Saturday, June 12, 2010

Teach Yourself Programming in Ten Years

I came across this link by random browsing (Internet, you know?) and it's just wonderful.
Just one quote, about the "Teach Yourself $Language_X in $small_number_of_days" books: "Bad programming is easy. Idiots can learn it in 21 days, even if they are dummies."

http://norvig.com/21-days.html

Wednesday, June 9, 2010

Stereotypes, averages and benchmarks

While reasoning on the idea of stereotypes and how useful they are to understand a different culture, I realized that a stereotype, together with problems in using it, is at least as as bad as an average over a diverse set (here we'll ignore the fact that it's also a judgement by a culture on another culture, often presuming without reason that). And as we know,

And after realizing this, one sees connections with many issues in research and in Computer Science. For instance, averages of different benchmarks. It's often fine to benchmark two different algorithms on some data sets: if the algorithm domain is simple enough, the variation on different inputs is small, and the input can anyway be characterized by a small number of features. Think of sorting algorithms: the inputs you pass them can be random, Gaussian, ordered, reverse-ordered, and that's it more or less. OK, I'm oversimplifying a bit, I guess. But in other cases, the input space has a much higher number of dimensions.
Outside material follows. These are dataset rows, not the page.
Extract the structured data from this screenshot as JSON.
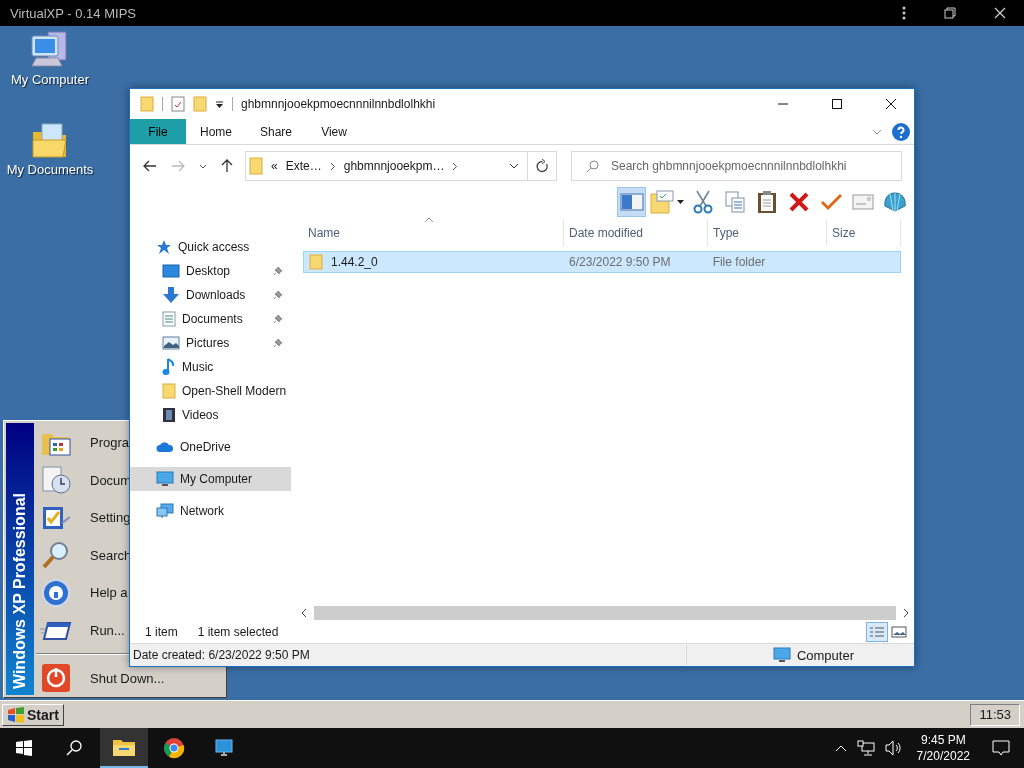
{
  "host_bar": {
    "title": "VirtualXP - 0.14 MIPS"
  },
  "desktop_icons": [
    {
      "label": "My Computer"
    },
    {
      "label": "My Documents"
    }
  ],
  "start_menu": {
    "banner": "Windows XP Professional",
    "items": [
      {
        "label": "Progra"
      },
      {
        "label": "Docum"
      },
      {
        "label": "Setting"
      },
      {
        "label": "Search"
      },
      {
        "label": "Help a"
      },
      {
        "label": "Run..."
      }
    ],
    "shutdown": "Shut Down..."
  },
  "explorer": {
    "title": "ghbmnnjooekpmoecnnnilnnbdlolhkhi",
    "ribbon_tabs": [
      {
        "label": "File",
        "selected": true
      },
      {
        "label": "Home",
        "selected": false
      },
      {
        "label": "Share",
        "selected": false
      },
      {
        "label": "View",
        "selected": false
      }
    ],
    "address": {
      "overflow": "«",
      "crumbs": [
        "Exte…",
        "ghbmnnjooekpm…"
      ]
    },
    "search": {
      "placeholder": "Search ghbmnnjooekpmoecnnnilnnbdlolhkhi"
    },
    "toolbar": {
      "preview_pane": {
        "selected": true
      }
    },
    "nav": [
      {
        "label": "Quick access",
        "selected": false,
        "children": [
          {
            "label": "Desktop",
            "pinned": true,
            "selected": false
          },
          {
            "label": "Downloads",
            "pinned": true,
            "selected": false
          },
          {
            "label": "Documents",
            "pinned": true,
            "selected": false
          },
          {
            "label": "Pictures",
            "pinned": true,
            "selected": false
          },
          {
            "label": "Music",
            "pinned": false,
            "selected": false
          },
          {
            "label": "Open-Shell Modern",
            "pinned": false,
            "selected": false
          },
          {
            "label": "Videos",
            "pinned": false,
            "selected": false
          }
        ]
      },
      {
        "label": "OneDrive",
        "selected": false
      },
      {
        "label": "My Computer",
        "selected": true
      },
      {
        "label": "Network",
        "selected": false
      }
    ],
    "columns": [
      {
        "label": "Name",
        "sorted": true
      },
      {
        "label": "Date modified",
        "sorted": false
      },
      {
        "label": "Type",
        "sorted": false
      },
      {
        "label": "Size",
        "sorted": false
      }
    ],
    "rows": [
      {
        "name": "1.44.2_0",
        "date_modified": "6/23/2022 9:50 PM",
        "type": "File folder",
        "selected": true
      }
    ],
    "status": {
      "item_count": "1 item",
      "selection": "1 item selected",
      "view_buttons": [
        {
          "selected": true
        },
        {
          "selected": false
        }
      ]
    },
    "details_bar": {
      "info": "Date created: 6/23/2022 9:50 PM",
      "location": "Computer"
    }
  },
  "xp_taskbar": {
    "start": "Start",
    "clock": "11:53"
  },
  "taskbar": {
    "apps": [
      {
        "selected": true
      },
      {
        "selected": false
      },
      {
        "selected": false
      }
    ],
    "time": "9:45 PM",
    "date": "7/20/2022"
  }
}
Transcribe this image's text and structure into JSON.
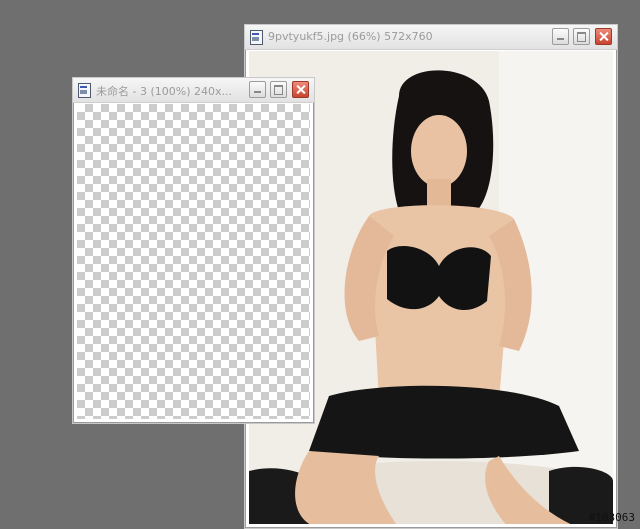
{
  "windows": {
    "photo": {
      "title": "9pvtyukf5.jpg (66%) 572x760"
    },
    "blank": {
      "title": "未命名 - 3 (100%) 240x..."
    }
  },
  "watermark": "#103063",
  "colors": {
    "desktop": "#6f6f6f",
    "close_button": "#c9442f"
  },
  "icons": {
    "doc": "document-icon",
    "minimize": "minimize-icon",
    "maximize": "maximize-icon",
    "close": "close-icon"
  }
}
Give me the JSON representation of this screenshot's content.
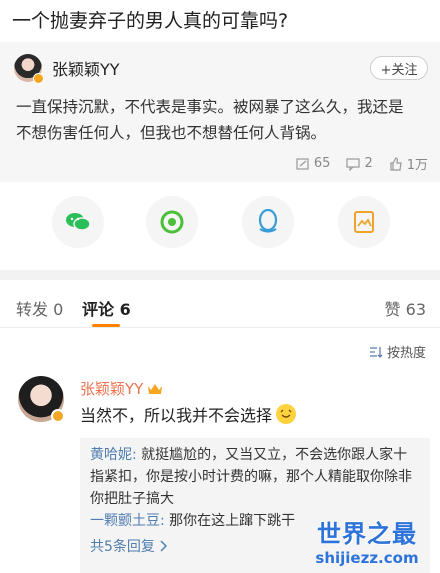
{
  "page_title": "一个抛妻弃子的男人真的可靠吗?",
  "post": {
    "username": "张颖颖YY",
    "follow_label": "+关注",
    "text": "一直保持沉默，不代表是事实。被网暴了这么久，我还是不想伤害任何人，但我也不想替任何人背锅。",
    "repost_count": "65",
    "comment_count": "2",
    "like_count": "1万"
  },
  "share": {
    "items": [
      "wechat-icon",
      "moments-icon",
      "qq-icon",
      "save-image-icon"
    ]
  },
  "tabs": {
    "repost": "转发 0",
    "comment": "评论 6",
    "like": "赞 63"
  },
  "sort_label": "按热度",
  "comment": {
    "username": "张颖颖YY",
    "text": "当然不，所以我并不会选择",
    "replies": [
      {
        "user": "黄哈妮:",
        "text": " 就挺尴尬的，又当又立，不会选你跟人家十指紧扣，你是按小时计费的嘛，那个人精能取你除非你把肚子搞大"
      },
      {
        "user": "一颗颤土豆:",
        "text": " 那你在这上蹿下跳干"
      }
    ],
    "more_replies": "共5条回复"
  },
  "watermark": {
    "top": "世界之最",
    "bottom": "shijiezz.com"
  },
  "colors": {
    "accent": "#ff8200",
    "name_orange": "#eb7350",
    "link_blue": "#507daf"
  }
}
And then, even worse, benchmarks about programming languages. Not only we have all these problems about sampling the input space, but in this case the input spaces of two language implementations, for different languages, are not the same, and they don't match in a meaningful way: they are not isomorphic, just like spoken languages. In other words, there is not a unique way of translating a program, and when you do, there's no way to make the pieces match one-by-one. There are infinite ways to solve a problem in any Turing-complete language (and a not-so-small number of reasonable alternative), and an intrinsically different infinity of ways for another language. And maybe, your translation is too slow because it's not appropriate for that language, and you should write the same program in a more idiomatic style.
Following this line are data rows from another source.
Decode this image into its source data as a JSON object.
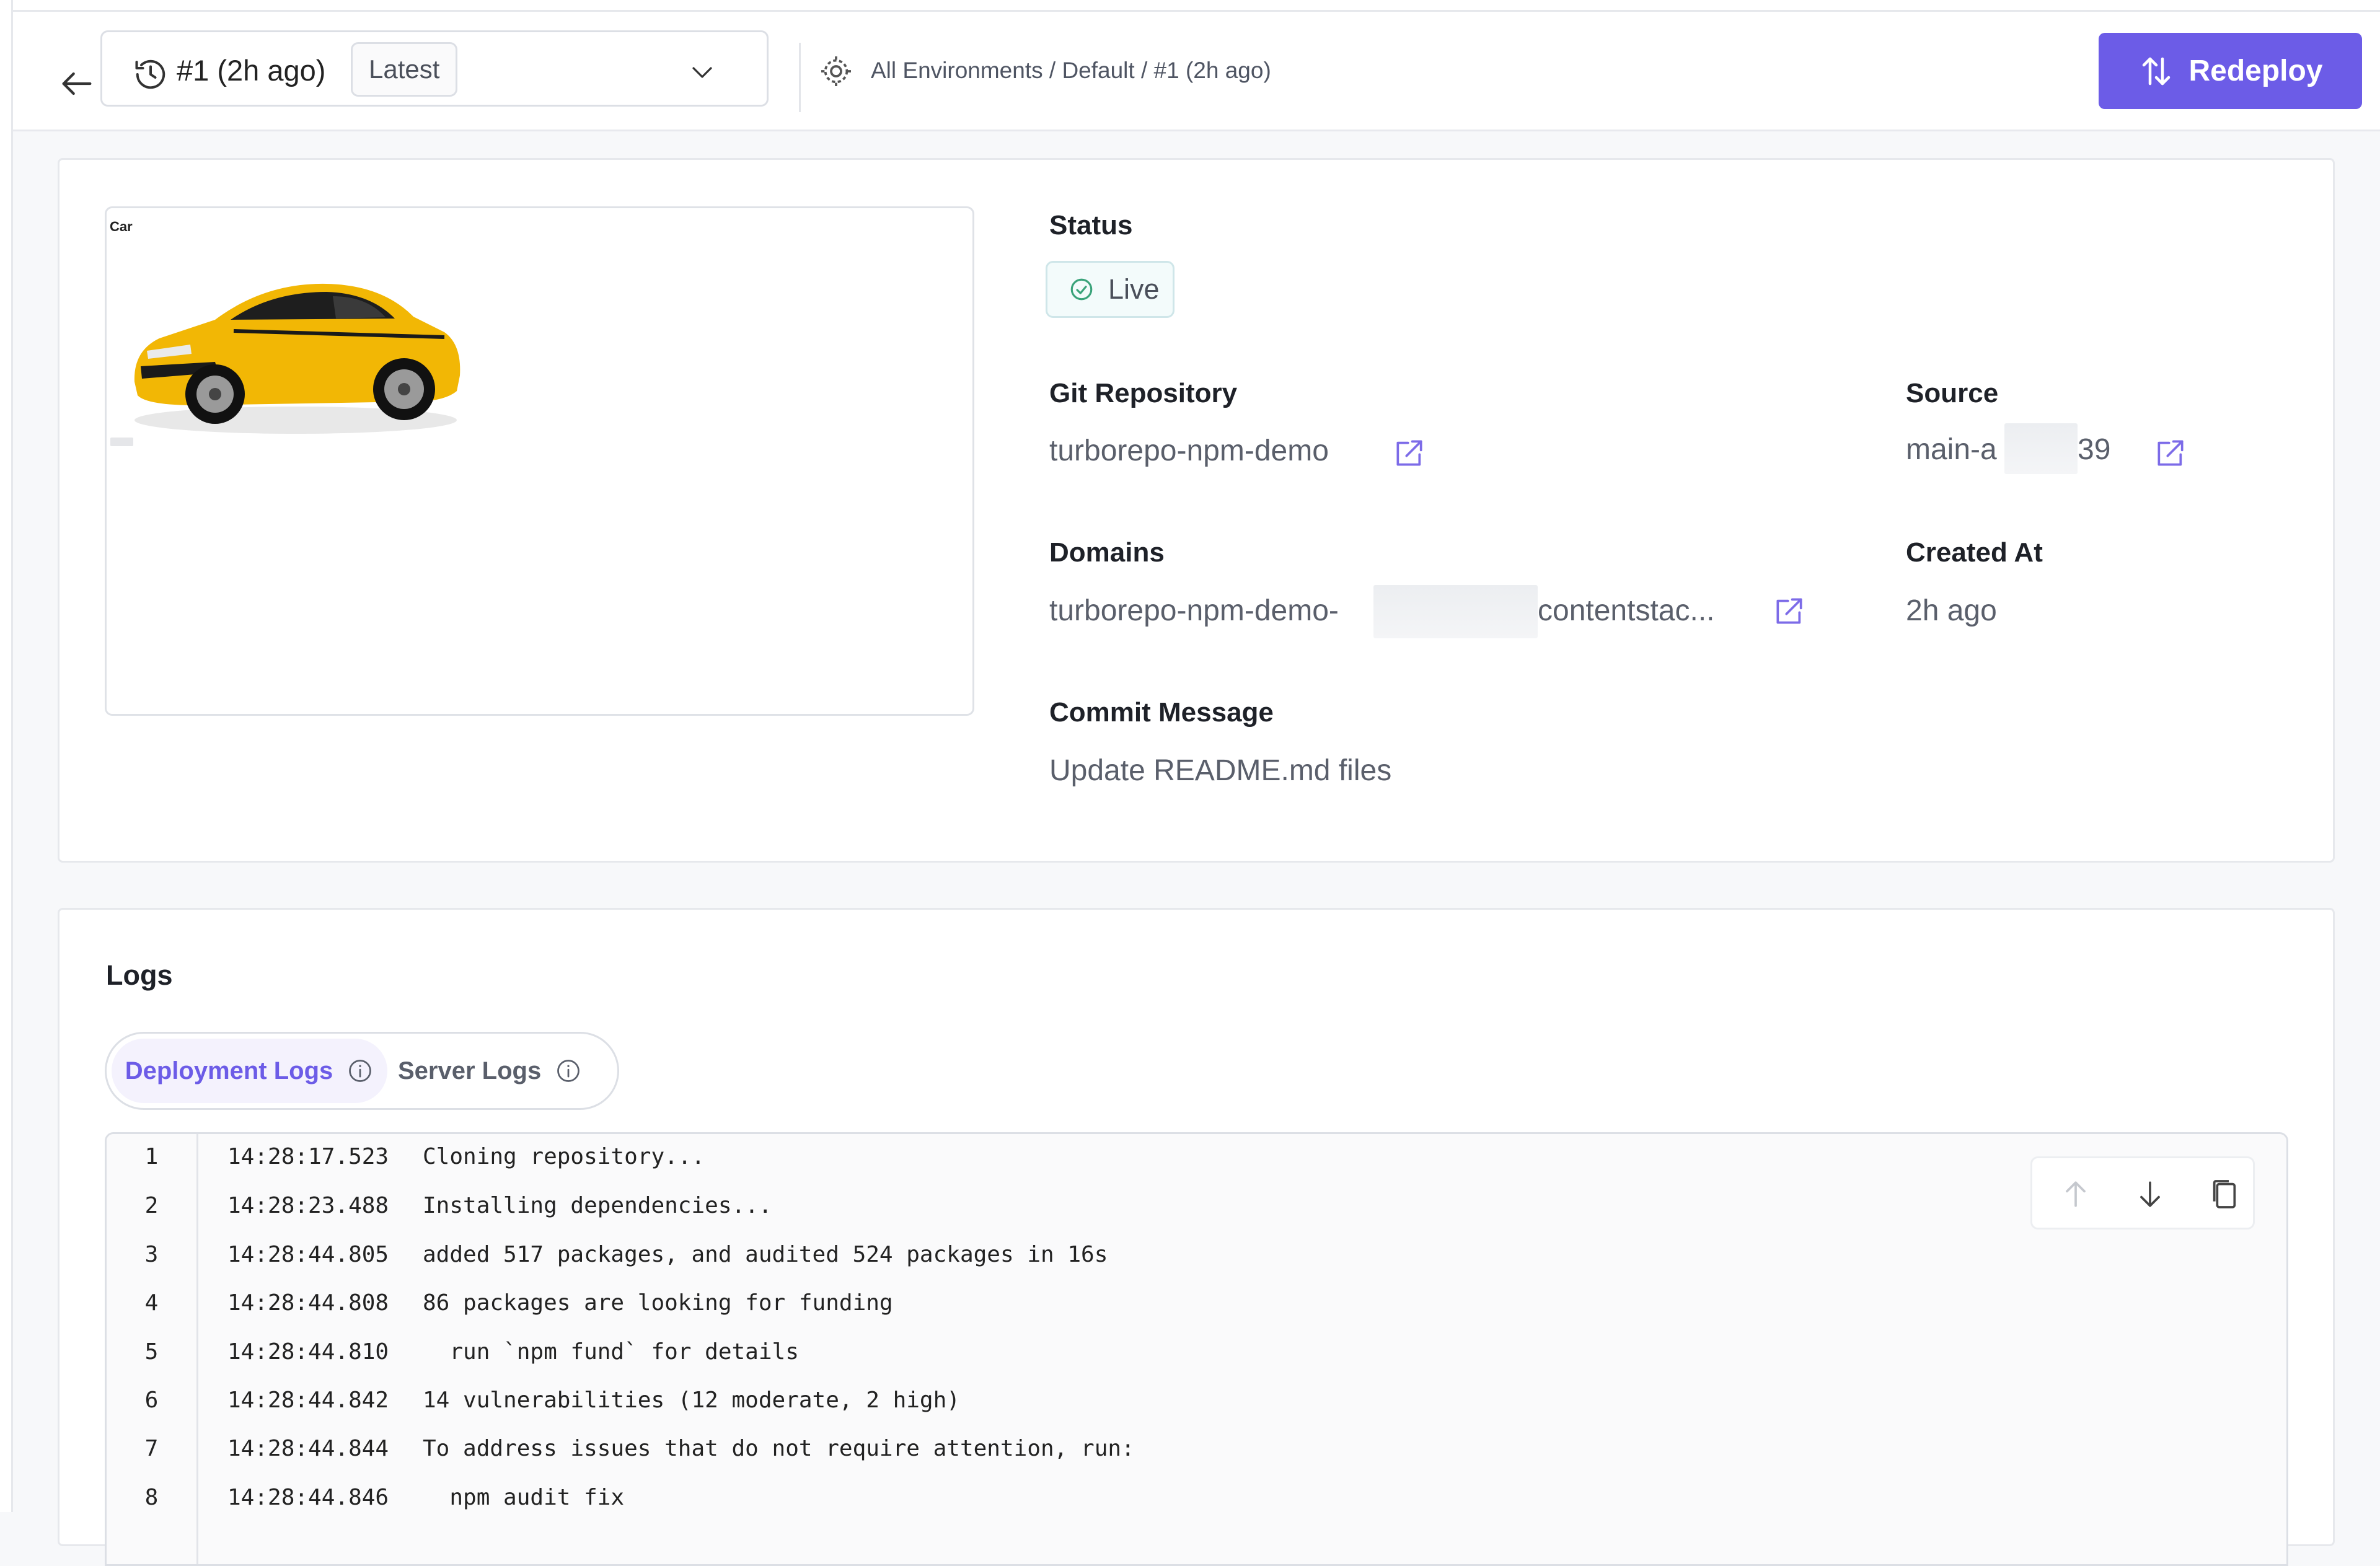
{
  "header": {
    "deployment_title": "#1 (2h ago)",
    "latest_label": "Latest",
    "breadcrumb": "All Environments / Default / #1 (2h ago)",
    "redeploy_label": "Redeploy"
  },
  "preview": {
    "caption": "Car"
  },
  "details": {
    "status_label": "Status",
    "status_value": "Live",
    "git_repo_label": "Git Repository",
    "git_repo_value": "turborepo-npm-demo",
    "source_label": "Source",
    "source_prefix": "main-a",
    "source_suffix": "39",
    "domains_label": "Domains",
    "domain_prefix": "turborepo-npm-demo-",
    "domain_suffix": "contentstac...",
    "created_at_label": "Created At",
    "created_at_value": "2h ago",
    "commit_label": "Commit Message",
    "commit_value": "Update README.md files"
  },
  "logs": {
    "title": "Logs",
    "tabs": [
      {
        "label": "Deployment Logs",
        "active": true
      },
      {
        "label": "Server Logs",
        "active": false
      }
    ],
    "lines": [
      {
        "n": "1",
        "time": "14:28:17.523",
        "text": "Cloning repository..."
      },
      {
        "n": "2",
        "time": "14:28:23.488",
        "text": "Installing dependencies..."
      },
      {
        "n": "3",
        "time": "14:28:44.805",
        "text": "added 517 packages, and audited 524 packages in 16s"
      },
      {
        "n": "4",
        "time": "14:28:44.808",
        "text": "86 packages are looking for funding"
      },
      {
        "n": "5",
        "time": "14:28:44.810",
        "text": "  run `npm fund` for details"
      },
      {
        "n": "6",
        "time": "14:28:44.842",
        "text": "14 vulnerabilities (12 moderate, 2 high)"
      },
      {
        "n": "7",
        "time": "14:28:44.844",
        "text": "To address issues that do not require attention, run:"
      },
      {
        "n": "8",
        "time": "14:28:44.846",
        "text": "  npm audit fix"
      }
    ]
  },
  "colors": {
    "accent": "#6c5ce7",
    "live_green": "#3aa37a"
  }
}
The same concept is expressed here in a less abstract way.

And in this situation, not only we have actual benchmarks about programming languages, but even performance myths for or against Java, C#, Python, C, and so on. I.e., stereotypes, once again, about languages. And this time, mostly false.

For instance, we could talk of people thinking that Java is slow and Python is more lightweight, while it's actually the other way around, as long as we speak of throughput. What those people think is only true about startup latency, and only partially about memory consumption (Python has prompter garbage collection because of refcounting, but its object layout could benefit some huge improvement). And now in this example, we see that not only the input space is high-dimensional, but that even the performance space cannot be characterized by a single number. To compare memory consumption, we need to give a function of the used memory for a given object set, for Java and for Python. And the object sets are, again, not isomorphic! We're over.
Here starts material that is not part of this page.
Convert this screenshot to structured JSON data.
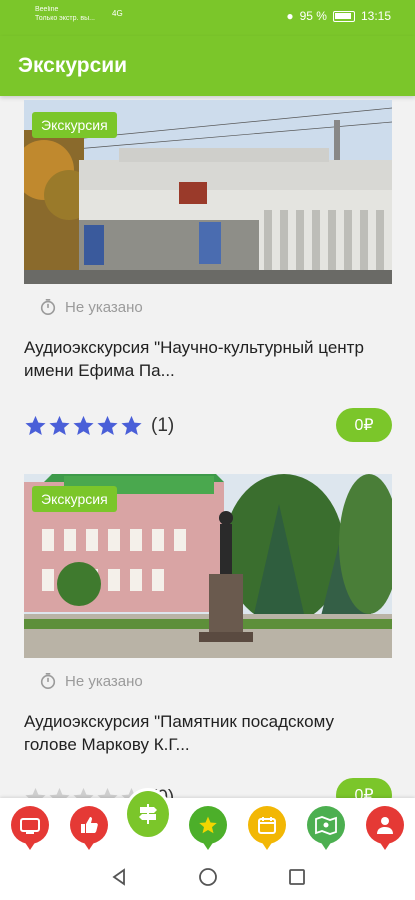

Trying to sum up too much any result is going to give us lies. We can't help it; we should stop asking for simple answers to hard questions, and for silver bullets, and for a lot of other easy things, and go instead to work hard and enjoy the results.

Why conservative garbage collection should be avoided

Sometimes one still sees around conservative garbage collection. I do not know how common that is, but Mono does use it, as did many JS implementation in the pre-V8 era (according to V8 website). And that's really a pity!

A quick intro first: conservative GC means, by definition, that since you don't know which words are pointers and which are just random other stuff, you are conservative and just assume they might all be pointers.

There are two reasons why conservative GC is bad:

First, and most obvious: you might have false positives, so you keep in memory more objects than you should. I'm not really sure how common this is, and how relevant. But it's not the really bad thing. Two other problems come into play!
You may not write a compacting collector, i.e. one that moves objects to be consecutive in memory at garbage collection time. Such a collector allows memory allocation to be much faster than with malloc()/free(): if all allocated objects form a sequence, also free memory does. Then you know where you can get free memory.
In contrast, malloc()/free() have to manage free lists of some kinds, which list the available blocks of free memory, and perform a search through them for a block of the appropriate size; the actual details of this vary, depending on the used algorithm, but it's anyway slower. And the fact that memory allocation is much faster with GC is one of the coolest things about it. Depending on the scenario, a program might even be faster with GC, and there are papers about that.
Another problem is that if you don't compact memory, you get memory fragmentation: free memory is fragmented in more small blocks that may be of little use when allocating a bigger object, and still may not be used by any other program on the system. It's theoretically possible that a substantial fraction of the used memory of your app is just wasted by fragmentation, even if it's not so easy for me to find a realistic scenario where this happens.